After data processing, there are 2,800 groups of traffic accident data. The characteristics of some traffic accidents are classified as follows:(1)Accident location is as follows. 1: ground nonexpressway, 2: ground expressway, 3: elevated nonexpressway, 4: elevated expressway, and 5: other roads(2)Road information is as follows. 1: three-branch bifurcation, 2: four-branch bifurcation, 3: multi-branch bifurcation, 4: roundabout crossing, 5: ramp, 6: ordinary road, 7: elevated road, 8: narrow road, 9: narrow road, 10: bridge, 11: tunnel, 12: entry and exit of road, 13: dangerous road, and 14: other special road(3)Accident form is as follows. 1: collision between people and cars, 2: collision between nonmotor vehicles and cars, 3: collision between motor vehicles and tricycles, 4: single car accident, 5: collision between cars and stationary cars, 6: collision between cars and cars, 7: collision between cars and cars, 8: collision between cars and cars, 9: collision between cars and cars, and 10: collision between cars(4)Accident classification is as follows. 1: minor accident, 2: general accident, 3: major accident, and 4: extramajor accident
In the accident classification, a minor accident refers to one or two minor injuries at a time or property damage motor vehicle accident less than 1000 yuan and nonmotor vehicle accident less than 200 yuan accident. A general accident is one or two minor injuries at a time or property damage motor vehicle accident less than 1000 yuan and nonmotor vehicle accident less than 200 yuan accident. A major accident is one or two deaths at a time or more than 3 or less than 10 injured. The rest were accidents with property losses of more than 30,000 yuan but less than 60,000 yuan. An extramajor accident is one that causes the death of more than three people or seriously injure 11 or more people. Or, one person died and more than eight were seriously injured. Or, two dead and five or more seriously injured. In addition, there are more than 60,000 yuan in property damage accidents.
Among them, 1378 were major accidents, accounting for 49.2%. 63.0% of traffic accidents occurred on ordinary roads, followed by 18.2% at four-branch and 10.9% at three-branch. The data of traffic accident classification and road section information are shown in Table 1.
Since this data have not been used to predict the severity of traffic accidents, this paper considers three dimensions of longitude and latitude distribution, date, and time to verify the reliability of the data. The longitude and latitude distributions of all traffic accidents were compared with those of China and no outliers were found. In addition, the distribution of traffic accidents in some provinces is shown in Table 2. Shanghai had the highest number of accidents, at 34.8 percent. It is actually Sichuan and Yunnan, with 18.6% and 13.6%, respectively. Although the traffic accident data does not cover the whole country, it also covers a variety of areas such as plains, hills, mountains, and plateaus. Therefore, the reaccident location dimension can prove the reliability of the data.
For the date and time dimensions, we selected months in the date dimension and hours in the time dimension. The data for the date dimension are shown in Figure 2. The distribution in each month is relatively random, which corresponds to the randomness of traffic accidents in the date dimension. In addition, the time heat map of the accident is shown in Figure 3. It is easy to see that the highest number of accidents occurs during the morning and evening rush hours. In addition, traffic accidents occur more frequently in the evening than in the early morning. Therefore, the reliability of the data is verified from three aspects: accident location, accident date, and accident time.
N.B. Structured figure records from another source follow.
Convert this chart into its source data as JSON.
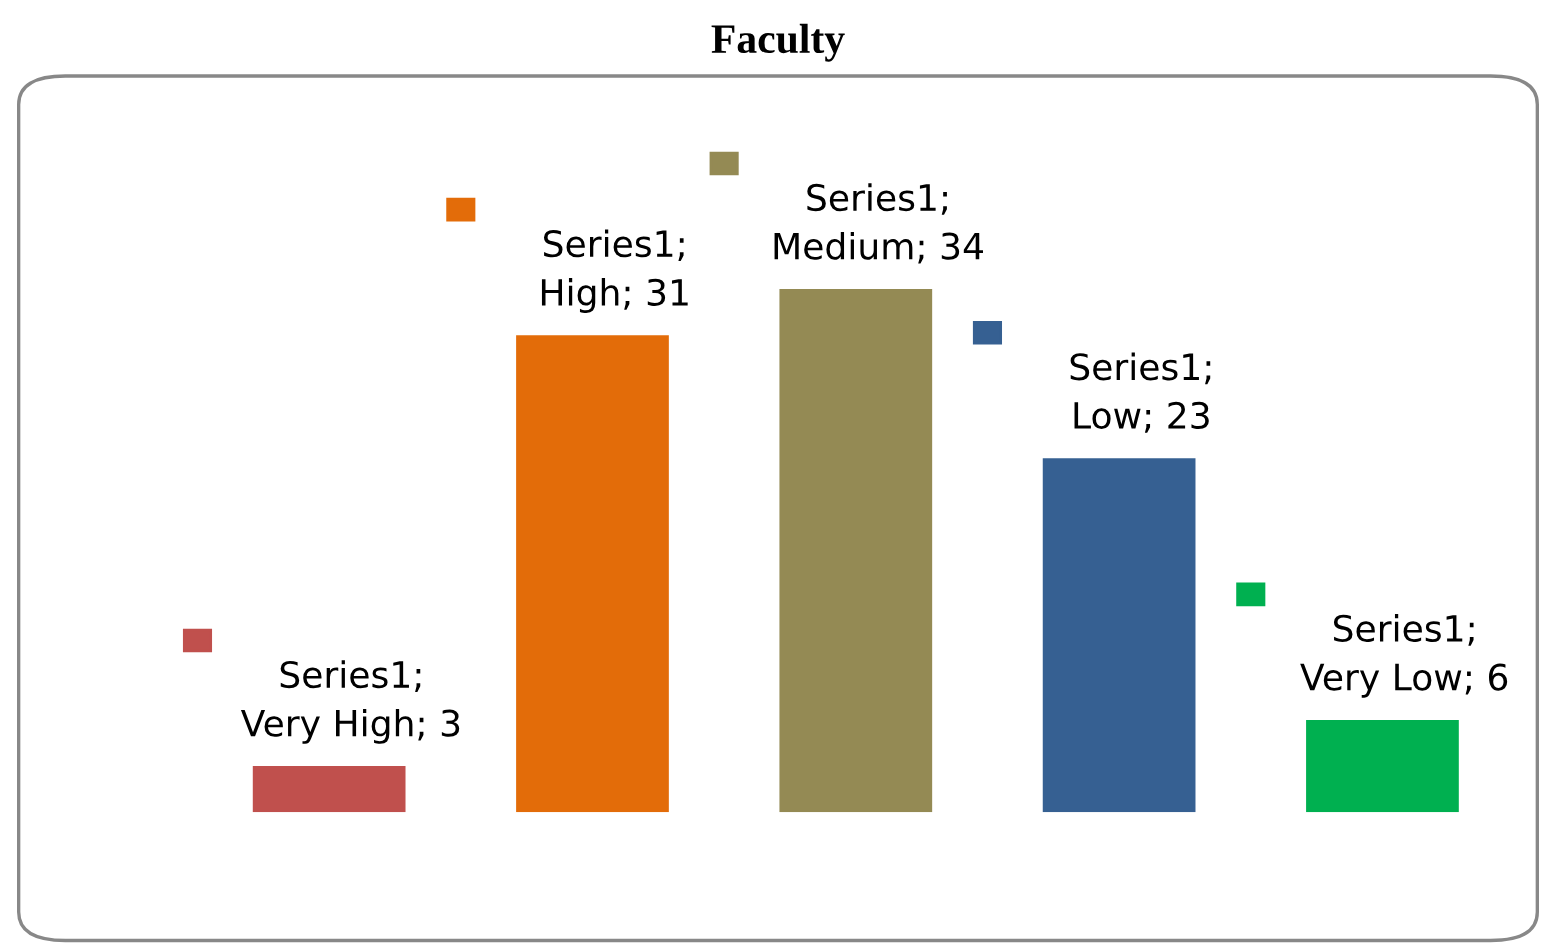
{
  "chart_data": {
    "type": "bar",
    "title": "Faculty",
    "categories": [
      null,
      null,
      null,
      null,
      null
    ],
    "values": [
      3,
      31,
      34,
      23,
      6
    ],
    "colors": [
      "#c0504d",
      "#e36c09",
      "#948a54",
      "#366092",
      "#00b050"
    ],
    "value_labels": [
      "Series1;\nVery High; 3",
      "Series1;\nHigh; 31",
      "Series1;\nMedium; 34",
      "Series1;\nLow; 23",
      "Series1;\nVery Low; 6"
    ],
    "tick_labels": false
  }
}
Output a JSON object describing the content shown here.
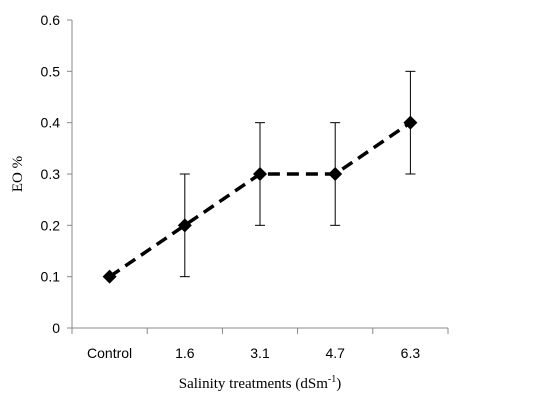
{
  "chart_data": {
    "type": "line",
    "categories": [
      "Control",
      "1.6",
      "3.1",
      "4.7",
      "6.3"
    ],
    "series": [
      {
        "values": [
          0.1,
          0.2,
          0.3,
          0.3,
          0.4
        ],
        "error_low": [
          0.1,
          0.1,
          0.2,
          0.2,
          0.3
        ],
        "error_high": [
          0.1,
          0.3,
          0.4,
          0.4,
          0.5
        ],
        "color": "#000000",
        "line_style": "dashed",
        "marker": "diamond"
      }
    ],
    "ylabel": "EO %",
    "xlabel_main": "Salinity treatments  (dSm",
    "xlabel_sup": "-1",
    "xlabel_end": ")",
    "ylim": [
      0,
      0.6
    ],
    "yticks": [
      "0",
      "0.1",
      "0.2",
      "0.3",
      "0.4",
      "0.5",
      "0.6"
    ],
    "grid": false
  }
}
3.2. Prediction of Severity
In this paper, all data were randomly selected from 2240 traffic accidents to plant forests. The remaining 560 accidents were tested. The importance of features is measured by looking at tree nodes that use this feature to reduce impurities in all trees in the forest. The final importance ranking is shown in Figure 4. Our principle for choosing the importance threshold is the Ø80 value of the cumulative value curve of importance. According to the importance value of each feature, the Ø 80 value is around 0.04. Therefore, we choose 0.04 as the selection index of important features. Finally, seven accident characteristics are selected to predict the severity of traffic accidents. Including the morphology of the accident, the engine capacity, impact velocity, the speed limit, road information, accident site, and vehicle maneuver.

3.3. Model Comparison
Through the selected 7 characteristics of traffic accident data, we conducted several experiments on the original data of 2800 traffic accidents. 2240 traffic accident data were randomly selected for training, and the rest data were used as test sets. Random forest, BP neural network, SVM, and radial basis neural network were used for training and testing. The prediction performance of each model on the severity of traffic accidents is shown in Table 3. The performance of the random forest algorithm is better than other models. The recall is higher than other models. The false alarm rate is lower than in other models, so the overall F1 score is also higher. The highest ROC indicates that the prediction result of this model is more reliable and stable.
3.4. Random Forest Results Analysis
Each column of the confusion matrix represents the predicted category, and the total number of each column represents the number of data predicted for that category. Each row represents the true category to which the data belongs, and the total numbers of data in each row represent the number of data instances in that category. The accuracy of the training model is 99%. In the prediction of category 1, three categories 2 are predicted as category 1, and the accuracy is 98.6%. There were 7 forecast errors in Category 2, a 0.8 percent error rate. There were 13 errors in Category 3 predictions. Nine of them were category 2. Four of them were category 1, with an accuracy of 98.8%. Category 4 has 100% accuracy. This is shown in Figure 5.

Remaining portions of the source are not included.